EY: Surge in cyber attacks poses data loss risk

Citizens and businesses have rushed onto the internet with surging teleworking and the use of virtual collaborations tools, plus spiking demand for all things online, such as media and gaming. This has led to the rapid increase in the risk of cyber-attacks, exposing vulnerabilities to the confidentiality, integrity and availability of key information systems.

Richard Watson, EY Asia-Pacific cybersecurity risk advisory leader, said: “Remote working has led to an increasing risk of scams, ransomware, malware sites or multiple cyber threats. If some organisations are not set up well for remote working, there is a risk that people start to forward confidential data to their home computers or printers, which are used by all the family, and may not be up to date from a virus protection point of view.”

“COVID-19 is currently challenging organisations across the globe to adapt and reprioritise critical business functions. An organisation’s ability to protect its remote workforce, valuable information assets and respond quickly to a cyber incident will be vital for navigating this period of uncertainty.”

“The rise of remote working and online consumption have triggered a new wave of cybersecurity risks, endorsing C-suite and senior leaders to form much closer relationships to improve overall business understanding of cybersecurity.”

Many businesses in Asia-Pacific have now moved to a fully work-from-home model, which has created the following challenges, according to EY:

1. Lack of hardware and devices for employees, students and teachers. Companies that don’t usually work from home, or households that do not have electronic devices for all family members, will find it difficult to secure safe devices and training for secured electronic activities.
2. Insufficient virtual private network (VPN) bandwidth for the number of people working from home. There is a risk for employees to start using home devices and storage due to the insufficiency, which are not secured and put corporate data at risk.
3. Unsecured work environment. Asia-Pacific has a greater proportion of people living in apartments, often with parents or roommates. This work environment can also be a risk, allowing sensitive and confidential information to be overheard or overseen by non-employees both in public or private spaces.
4. Increased cyber-attacks under fear and uncertainty. Many cyber attackers are capitalising / exploiting on the public’s fear of COVID-19, luring them to phishing emails, fraudulent news update and malicious sites.

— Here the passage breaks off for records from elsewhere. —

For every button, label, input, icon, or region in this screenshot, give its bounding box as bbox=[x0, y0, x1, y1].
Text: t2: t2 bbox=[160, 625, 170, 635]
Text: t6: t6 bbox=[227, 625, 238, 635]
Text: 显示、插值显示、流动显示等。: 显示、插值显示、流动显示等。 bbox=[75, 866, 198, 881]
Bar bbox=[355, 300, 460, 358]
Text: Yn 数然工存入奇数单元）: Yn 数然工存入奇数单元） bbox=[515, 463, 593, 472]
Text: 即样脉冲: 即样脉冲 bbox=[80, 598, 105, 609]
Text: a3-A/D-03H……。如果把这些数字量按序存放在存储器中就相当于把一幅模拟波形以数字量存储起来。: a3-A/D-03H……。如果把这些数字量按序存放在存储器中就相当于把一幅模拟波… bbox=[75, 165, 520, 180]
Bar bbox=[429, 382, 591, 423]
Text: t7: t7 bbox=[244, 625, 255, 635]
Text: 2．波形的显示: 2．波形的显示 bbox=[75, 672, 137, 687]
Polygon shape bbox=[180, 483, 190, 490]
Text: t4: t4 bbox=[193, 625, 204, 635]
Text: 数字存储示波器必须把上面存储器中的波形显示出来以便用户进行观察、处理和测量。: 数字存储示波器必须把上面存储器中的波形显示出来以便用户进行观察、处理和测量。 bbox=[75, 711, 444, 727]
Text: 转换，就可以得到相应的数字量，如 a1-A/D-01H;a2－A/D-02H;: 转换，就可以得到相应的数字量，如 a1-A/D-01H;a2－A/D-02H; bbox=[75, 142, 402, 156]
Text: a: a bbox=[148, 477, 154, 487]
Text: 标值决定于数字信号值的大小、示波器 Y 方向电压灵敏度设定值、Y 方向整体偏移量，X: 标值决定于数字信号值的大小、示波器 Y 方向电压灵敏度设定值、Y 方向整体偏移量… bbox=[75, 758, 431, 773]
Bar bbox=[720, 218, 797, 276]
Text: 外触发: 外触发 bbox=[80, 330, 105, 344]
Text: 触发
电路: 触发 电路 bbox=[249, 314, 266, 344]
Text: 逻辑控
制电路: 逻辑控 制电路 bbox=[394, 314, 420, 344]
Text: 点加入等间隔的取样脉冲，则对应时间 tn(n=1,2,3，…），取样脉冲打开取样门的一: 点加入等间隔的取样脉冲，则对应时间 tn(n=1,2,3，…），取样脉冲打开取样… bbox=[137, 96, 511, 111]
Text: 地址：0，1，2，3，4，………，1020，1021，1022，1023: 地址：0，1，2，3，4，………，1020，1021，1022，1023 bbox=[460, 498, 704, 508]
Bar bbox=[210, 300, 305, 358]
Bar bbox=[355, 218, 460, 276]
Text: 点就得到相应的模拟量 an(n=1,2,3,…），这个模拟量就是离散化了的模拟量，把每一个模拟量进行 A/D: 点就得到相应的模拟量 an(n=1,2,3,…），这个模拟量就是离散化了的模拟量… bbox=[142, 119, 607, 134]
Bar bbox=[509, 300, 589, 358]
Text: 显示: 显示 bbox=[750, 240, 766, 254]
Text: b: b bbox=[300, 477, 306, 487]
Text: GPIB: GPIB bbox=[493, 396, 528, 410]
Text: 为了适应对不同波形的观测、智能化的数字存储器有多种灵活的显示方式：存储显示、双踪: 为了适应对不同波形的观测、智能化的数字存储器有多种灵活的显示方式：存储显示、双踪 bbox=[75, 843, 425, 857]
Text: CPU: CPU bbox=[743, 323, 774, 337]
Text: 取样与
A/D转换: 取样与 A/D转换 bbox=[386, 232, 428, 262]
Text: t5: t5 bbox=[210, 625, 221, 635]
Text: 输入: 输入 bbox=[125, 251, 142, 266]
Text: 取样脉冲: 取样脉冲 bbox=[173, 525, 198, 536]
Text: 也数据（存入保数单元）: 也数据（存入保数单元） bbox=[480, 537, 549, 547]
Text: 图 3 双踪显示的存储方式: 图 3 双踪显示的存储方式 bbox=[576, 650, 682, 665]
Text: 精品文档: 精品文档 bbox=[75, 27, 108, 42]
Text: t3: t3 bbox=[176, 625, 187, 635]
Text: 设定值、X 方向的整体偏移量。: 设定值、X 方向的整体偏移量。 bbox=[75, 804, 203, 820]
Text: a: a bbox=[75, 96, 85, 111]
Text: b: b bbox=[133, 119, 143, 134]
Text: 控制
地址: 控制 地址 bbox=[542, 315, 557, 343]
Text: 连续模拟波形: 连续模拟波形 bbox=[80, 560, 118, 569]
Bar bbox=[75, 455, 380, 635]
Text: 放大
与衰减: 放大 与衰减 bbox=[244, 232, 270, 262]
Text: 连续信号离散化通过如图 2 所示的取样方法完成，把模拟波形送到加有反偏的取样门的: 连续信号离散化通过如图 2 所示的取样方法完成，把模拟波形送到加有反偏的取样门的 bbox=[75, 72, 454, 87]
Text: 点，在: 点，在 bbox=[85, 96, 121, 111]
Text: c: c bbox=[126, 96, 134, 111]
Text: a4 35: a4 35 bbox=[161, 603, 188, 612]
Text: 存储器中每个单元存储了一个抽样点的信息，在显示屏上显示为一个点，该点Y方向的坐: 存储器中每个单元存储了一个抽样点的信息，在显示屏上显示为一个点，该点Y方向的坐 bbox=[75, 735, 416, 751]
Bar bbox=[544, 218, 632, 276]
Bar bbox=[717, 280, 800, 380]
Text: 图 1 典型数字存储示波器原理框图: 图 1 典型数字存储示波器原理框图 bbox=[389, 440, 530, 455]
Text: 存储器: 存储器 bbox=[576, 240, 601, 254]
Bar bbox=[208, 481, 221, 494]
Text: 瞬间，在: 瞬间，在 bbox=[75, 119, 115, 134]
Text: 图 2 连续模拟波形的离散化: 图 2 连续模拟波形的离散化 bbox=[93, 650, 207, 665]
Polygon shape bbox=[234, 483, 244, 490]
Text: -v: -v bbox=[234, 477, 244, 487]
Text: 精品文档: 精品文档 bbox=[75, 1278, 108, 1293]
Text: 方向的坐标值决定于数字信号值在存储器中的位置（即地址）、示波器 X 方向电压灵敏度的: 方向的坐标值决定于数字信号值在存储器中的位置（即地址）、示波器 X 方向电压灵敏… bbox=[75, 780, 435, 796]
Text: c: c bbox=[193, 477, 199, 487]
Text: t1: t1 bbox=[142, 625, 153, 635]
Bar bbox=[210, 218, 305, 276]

To support businesses in alleviating cyber risks, EY has identified five steps to mitigate risks and defend against opportunistic cyber attackers, these include:

1. Centrally manage and promulgate robust teleworking solutions to empower and enable employees, customers, and third parties;
2. Leverage role-based rather than location-based identity and access management solutions, analytics, and controls;
3. Establish second-factor authentication for formerly in-person processes, such as manual phone calls, a system of shared secrets, or other authentication controls relevant to the formerly in-person process;
4. Provide links to official resources for pandemic-related information to avoid the spread of disinformation within your organisation, and
5. Establish formal and transparent channels for corporate messaging to highlight what the enterprise is doing to address this pandemic.